Ben Muncaster
- Born: 14 October 2001 (age 24) North Berwick
- Height: 1.91 m (6 ft 3 in)
- Weight: 110 kg (240 lb; 17 st 5 lb)
- School: Loretto School / Rugby School

Rugby union career
- Position: Flanker / Number 8
- Current team: Edinburgh Rugby

Senior career
- Years: Team / Apps / (Points)
- 2021–: Edinburgh Rugby / 30 / (15)
- Correct as of 29 April 2024

International career
- Years: Team / Apps / (Points)
- 2021: Scotland U20 / 5 / (5)
- 2022–: Scotland 'A' / 2 / (0)
- 2024–: Scotland / 3 / (0)
- Correct as of 24 November 2024

= Ben Muncaster =

Scottish rugby union player

Ben Muncaster (born 14 October 2001) is a Scottish rugby union player who plays as a back row for Edinburgh Rugby in the United Rugby Championship and the Scotland national team.

==Club career==
Muncaster signed for Edinburgh academy in June 2020, having previously been a member of the Leicester Tigers academy.
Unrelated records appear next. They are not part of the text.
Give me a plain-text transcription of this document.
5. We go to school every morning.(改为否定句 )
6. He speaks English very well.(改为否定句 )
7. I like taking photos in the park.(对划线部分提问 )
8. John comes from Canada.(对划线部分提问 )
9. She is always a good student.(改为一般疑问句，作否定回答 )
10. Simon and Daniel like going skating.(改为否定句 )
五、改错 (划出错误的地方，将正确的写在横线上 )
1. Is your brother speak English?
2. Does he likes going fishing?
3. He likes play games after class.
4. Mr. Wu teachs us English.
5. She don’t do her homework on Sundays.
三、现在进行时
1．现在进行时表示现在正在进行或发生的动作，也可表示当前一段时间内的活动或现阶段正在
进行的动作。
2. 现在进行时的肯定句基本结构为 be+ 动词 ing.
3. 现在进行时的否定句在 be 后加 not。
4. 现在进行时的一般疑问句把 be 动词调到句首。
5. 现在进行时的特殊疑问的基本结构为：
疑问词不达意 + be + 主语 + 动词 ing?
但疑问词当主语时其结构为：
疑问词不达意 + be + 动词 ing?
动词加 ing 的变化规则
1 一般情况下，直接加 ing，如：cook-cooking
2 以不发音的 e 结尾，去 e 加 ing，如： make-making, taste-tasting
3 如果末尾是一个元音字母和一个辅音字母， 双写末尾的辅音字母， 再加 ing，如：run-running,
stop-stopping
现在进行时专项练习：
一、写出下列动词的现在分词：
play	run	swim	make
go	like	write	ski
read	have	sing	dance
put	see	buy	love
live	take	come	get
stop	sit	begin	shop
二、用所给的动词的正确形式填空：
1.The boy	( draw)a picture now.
He made his Pro14 debut in Round 1 of the Pro14 Rainbow Cup against .

==International career==
Muncaster was capped by Scotland A on 25 June 2022 in their match against Chile.

In October 2024, Muncaster was called-up to the senior Scotland national rugby union team for the first time under head coach Gregor Townsend. He made his senior debut in Scotland's autumn international match against Portugal on 16 November 2024, starting the match at openside flanker.